Friday, March 14, 2008
Ever since I was young I have wondered how I would know when I was adult. In legal terms I became an adult at the age of 18 but I was a far cry from an adult in any other sense of the word. I thought once I had graduated from college and was no longer financially dependent on my parents then I would definitely be an adult. But I moved into an apartment with my sister, got a job that had awful hours and bad pay and felt like nothing more than a big kid. A year later I decided to move to New York City with two other girls (nope, definitely wasn't an adult yet if I'm referring to the three of us as "girls"). I was sure that I would finally feel "grown up" living in the big city not knowing anyone, my family far away. The first year past, then another with me moving into my own apartment, then another. I was having a good time enjoying my independence but I still didn't feel like an adult.
I felt like "me" but I couldn't make "me" feel like an adult.
I often wondered how I looked to other people. Did I look like a grown woman? Or did I look like the oversized kid that I still felt like inside. I started designating landmarks in my life that would signify my official entrance into adulthood. A serious relationship, my parents retiring, the birth of my niece, a job that didn't require me to ask "would you like your margarita frozen or on the rocks?". I arrived at most of these landmarks only to find that I felt no significant change in status.
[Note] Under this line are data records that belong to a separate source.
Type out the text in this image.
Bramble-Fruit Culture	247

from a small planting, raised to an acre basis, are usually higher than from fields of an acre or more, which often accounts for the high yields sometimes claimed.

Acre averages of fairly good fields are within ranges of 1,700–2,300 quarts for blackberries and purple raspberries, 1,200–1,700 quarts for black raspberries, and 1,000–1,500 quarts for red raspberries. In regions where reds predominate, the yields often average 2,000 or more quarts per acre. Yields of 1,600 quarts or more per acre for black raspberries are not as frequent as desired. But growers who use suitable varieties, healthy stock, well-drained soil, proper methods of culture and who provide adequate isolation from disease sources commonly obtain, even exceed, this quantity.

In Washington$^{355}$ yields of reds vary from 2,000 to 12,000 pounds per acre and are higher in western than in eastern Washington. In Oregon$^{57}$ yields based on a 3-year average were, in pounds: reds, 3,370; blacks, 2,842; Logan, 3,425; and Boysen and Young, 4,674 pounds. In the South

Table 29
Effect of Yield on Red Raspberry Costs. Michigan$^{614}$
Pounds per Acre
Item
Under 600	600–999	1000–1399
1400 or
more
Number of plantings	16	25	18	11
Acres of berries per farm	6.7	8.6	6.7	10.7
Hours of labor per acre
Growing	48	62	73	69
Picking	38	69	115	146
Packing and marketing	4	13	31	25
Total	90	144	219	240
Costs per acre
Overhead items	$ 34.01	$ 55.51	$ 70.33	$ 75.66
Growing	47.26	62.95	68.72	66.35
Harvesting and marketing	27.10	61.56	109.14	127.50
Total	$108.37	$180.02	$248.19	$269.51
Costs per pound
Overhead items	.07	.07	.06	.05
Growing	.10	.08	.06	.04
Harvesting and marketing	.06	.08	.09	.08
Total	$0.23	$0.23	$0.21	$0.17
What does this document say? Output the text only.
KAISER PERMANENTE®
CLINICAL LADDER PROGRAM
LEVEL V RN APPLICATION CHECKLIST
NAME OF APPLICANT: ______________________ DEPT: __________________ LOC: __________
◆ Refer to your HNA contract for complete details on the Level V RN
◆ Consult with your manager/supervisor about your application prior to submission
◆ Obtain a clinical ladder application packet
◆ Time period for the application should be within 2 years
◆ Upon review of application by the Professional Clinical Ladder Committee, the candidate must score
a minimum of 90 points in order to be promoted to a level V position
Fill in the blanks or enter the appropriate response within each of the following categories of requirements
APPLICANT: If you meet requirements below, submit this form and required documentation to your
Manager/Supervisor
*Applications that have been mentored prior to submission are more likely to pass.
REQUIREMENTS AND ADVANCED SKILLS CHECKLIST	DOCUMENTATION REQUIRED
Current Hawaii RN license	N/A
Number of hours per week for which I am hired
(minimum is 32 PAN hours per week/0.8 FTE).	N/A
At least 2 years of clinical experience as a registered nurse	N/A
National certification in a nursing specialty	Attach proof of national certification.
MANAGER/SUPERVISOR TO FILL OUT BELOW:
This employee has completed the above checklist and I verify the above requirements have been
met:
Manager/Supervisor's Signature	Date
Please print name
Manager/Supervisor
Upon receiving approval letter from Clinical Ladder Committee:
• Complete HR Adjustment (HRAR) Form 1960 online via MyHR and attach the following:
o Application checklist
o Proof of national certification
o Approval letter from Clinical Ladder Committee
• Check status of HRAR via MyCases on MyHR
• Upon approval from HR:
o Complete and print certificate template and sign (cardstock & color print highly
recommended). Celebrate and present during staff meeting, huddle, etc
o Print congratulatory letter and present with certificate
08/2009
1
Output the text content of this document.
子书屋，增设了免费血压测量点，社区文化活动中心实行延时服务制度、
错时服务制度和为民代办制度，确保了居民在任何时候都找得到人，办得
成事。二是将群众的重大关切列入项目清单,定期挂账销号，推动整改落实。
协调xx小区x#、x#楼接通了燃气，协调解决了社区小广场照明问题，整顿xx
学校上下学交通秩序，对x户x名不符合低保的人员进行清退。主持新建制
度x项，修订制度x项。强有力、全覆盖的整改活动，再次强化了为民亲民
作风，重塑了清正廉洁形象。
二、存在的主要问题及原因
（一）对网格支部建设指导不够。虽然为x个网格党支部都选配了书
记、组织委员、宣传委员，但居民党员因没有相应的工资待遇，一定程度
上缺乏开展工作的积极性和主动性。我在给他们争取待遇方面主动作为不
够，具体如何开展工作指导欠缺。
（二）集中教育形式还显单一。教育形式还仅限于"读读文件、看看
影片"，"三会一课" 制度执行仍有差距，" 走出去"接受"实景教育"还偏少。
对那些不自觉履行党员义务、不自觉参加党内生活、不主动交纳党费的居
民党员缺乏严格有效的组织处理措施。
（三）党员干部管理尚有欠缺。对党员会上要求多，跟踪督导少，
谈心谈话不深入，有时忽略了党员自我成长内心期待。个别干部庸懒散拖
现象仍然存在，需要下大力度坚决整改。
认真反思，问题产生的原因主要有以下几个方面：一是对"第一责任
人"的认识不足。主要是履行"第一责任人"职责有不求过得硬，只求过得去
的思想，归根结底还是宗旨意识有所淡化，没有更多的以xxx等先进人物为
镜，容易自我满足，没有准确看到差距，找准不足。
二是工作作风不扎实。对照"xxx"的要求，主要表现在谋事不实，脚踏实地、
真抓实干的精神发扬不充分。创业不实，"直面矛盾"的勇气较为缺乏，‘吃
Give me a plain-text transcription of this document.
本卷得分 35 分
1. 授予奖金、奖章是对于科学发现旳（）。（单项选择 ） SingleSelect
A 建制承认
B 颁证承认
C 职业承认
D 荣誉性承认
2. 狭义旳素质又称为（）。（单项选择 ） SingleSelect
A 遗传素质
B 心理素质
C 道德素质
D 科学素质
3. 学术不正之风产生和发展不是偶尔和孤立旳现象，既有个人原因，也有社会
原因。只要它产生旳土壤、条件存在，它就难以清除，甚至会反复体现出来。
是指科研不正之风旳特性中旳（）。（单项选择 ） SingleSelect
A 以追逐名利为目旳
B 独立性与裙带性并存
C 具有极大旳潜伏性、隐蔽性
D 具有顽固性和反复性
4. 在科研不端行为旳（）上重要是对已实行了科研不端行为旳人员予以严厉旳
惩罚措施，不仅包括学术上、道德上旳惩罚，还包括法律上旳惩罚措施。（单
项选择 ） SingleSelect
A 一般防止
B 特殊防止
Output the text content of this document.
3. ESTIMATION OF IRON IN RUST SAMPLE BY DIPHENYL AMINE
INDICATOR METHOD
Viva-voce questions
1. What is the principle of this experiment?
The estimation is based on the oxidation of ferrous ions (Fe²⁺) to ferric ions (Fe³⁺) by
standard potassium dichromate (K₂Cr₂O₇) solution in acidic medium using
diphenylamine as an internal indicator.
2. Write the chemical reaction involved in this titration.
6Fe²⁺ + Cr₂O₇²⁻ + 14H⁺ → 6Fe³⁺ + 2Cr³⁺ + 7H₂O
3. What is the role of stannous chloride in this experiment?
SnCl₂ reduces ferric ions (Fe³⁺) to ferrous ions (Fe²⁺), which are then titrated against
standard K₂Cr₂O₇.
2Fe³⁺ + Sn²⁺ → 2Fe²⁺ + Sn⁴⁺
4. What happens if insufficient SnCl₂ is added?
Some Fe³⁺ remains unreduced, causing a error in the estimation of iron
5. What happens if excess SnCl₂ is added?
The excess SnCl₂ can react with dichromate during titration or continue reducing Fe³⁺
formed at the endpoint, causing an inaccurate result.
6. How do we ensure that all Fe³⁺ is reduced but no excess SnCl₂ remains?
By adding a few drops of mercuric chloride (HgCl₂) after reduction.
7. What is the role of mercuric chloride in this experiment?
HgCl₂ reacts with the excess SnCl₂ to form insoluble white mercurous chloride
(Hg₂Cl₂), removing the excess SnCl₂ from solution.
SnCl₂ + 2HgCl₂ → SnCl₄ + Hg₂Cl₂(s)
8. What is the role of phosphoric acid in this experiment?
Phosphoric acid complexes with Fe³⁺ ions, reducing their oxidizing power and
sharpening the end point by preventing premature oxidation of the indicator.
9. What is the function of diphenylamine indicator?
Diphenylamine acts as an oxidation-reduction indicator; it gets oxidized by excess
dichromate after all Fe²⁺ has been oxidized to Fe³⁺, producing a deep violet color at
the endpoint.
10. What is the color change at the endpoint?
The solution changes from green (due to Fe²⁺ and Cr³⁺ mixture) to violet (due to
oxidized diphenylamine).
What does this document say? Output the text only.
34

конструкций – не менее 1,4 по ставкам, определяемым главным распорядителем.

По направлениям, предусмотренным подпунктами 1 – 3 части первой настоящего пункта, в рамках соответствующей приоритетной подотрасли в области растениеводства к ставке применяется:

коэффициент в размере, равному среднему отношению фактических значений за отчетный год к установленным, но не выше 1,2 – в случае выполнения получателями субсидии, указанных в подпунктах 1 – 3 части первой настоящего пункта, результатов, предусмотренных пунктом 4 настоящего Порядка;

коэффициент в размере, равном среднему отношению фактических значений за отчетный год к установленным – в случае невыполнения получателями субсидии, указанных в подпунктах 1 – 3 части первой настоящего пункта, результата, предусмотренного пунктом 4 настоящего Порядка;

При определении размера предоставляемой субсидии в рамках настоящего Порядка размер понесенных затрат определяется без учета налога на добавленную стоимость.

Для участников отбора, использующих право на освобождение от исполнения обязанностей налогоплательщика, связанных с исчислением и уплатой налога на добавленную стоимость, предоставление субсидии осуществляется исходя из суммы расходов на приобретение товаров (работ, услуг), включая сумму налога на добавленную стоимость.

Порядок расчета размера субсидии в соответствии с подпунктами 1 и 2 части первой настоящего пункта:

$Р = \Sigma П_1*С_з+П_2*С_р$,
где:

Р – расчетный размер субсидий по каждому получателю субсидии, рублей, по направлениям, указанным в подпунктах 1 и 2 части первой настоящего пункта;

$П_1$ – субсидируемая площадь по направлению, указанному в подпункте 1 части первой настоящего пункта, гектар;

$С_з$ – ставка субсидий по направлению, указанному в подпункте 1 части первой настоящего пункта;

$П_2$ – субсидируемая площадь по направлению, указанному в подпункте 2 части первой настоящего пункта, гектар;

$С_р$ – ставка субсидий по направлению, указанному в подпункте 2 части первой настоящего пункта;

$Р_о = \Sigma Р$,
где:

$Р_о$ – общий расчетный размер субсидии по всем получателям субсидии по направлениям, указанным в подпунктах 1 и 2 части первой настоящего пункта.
My job as a bartender kept me out of what I considered to be the normal adult world. I went to work when most people were coming home. My "full time" schedule demanded only about half the hours of a normal full time job. I served patrons who were older than me most of whom treated me more like a kid than an adult. And probably one of the most important points, I didn't feel like I was doing anything worthwhile, anything that was contributing to society (except maybe adding a few more alcoholics).
A short time ago, my boyfriend and I were walking through our Astoria neighborhood on our way to the fish market. After making a stop at a busy ATM vestibule where we listened to a woman chatting away loudly on her cell phone about some sort of legal/financial matter, he commented on how people's private lives have become such a public affair with the advent of cell phones. Our conversation then drifted to the "I remember when..." of our childhood when technological conveniences like cell phones, Mapquest and ATMs were just a science fiction story. All of a sudden I realized, I had stumbled upon my definition of adult. When you can look at how the world once was and see how far it's come, the changes in technology and society itself, only then can you really start to see yourself as an adult.
I still look at myself in the mirror and search for the 31 year old woman who is supposed to be there. More often than not, I see the same person I saw ten or fifteen years ago, perhaps partly due to my luck in inheriting "good genes". On a recent trip to Pennsylvania to see my family and celebrate my grandfather's 92nd birthday I rediscovered my mother's senior portrait that now hangs in my grandparent's bedroom. She looks exactly the same except for a close cropped hairdo in place of the 60's bouffant flip and the addition of a few laugh lines.
So I guess I'm an adult. I can remember going to the bank with my parents where we had to wait in long lines so they could cash their paychecks and withdraw money. I remember them laying out the road map the night before a family vacation to plan the drive. I remember when we finally got cable and then a VCR, we had to decide between VHS and Beta (we chose wisely). I remember when the the most convenient way to get in touch with people was to page them on their beeper. I remember when gas was $1.15 a gallon. In fact, the only thing I can't remember is when I became an adult.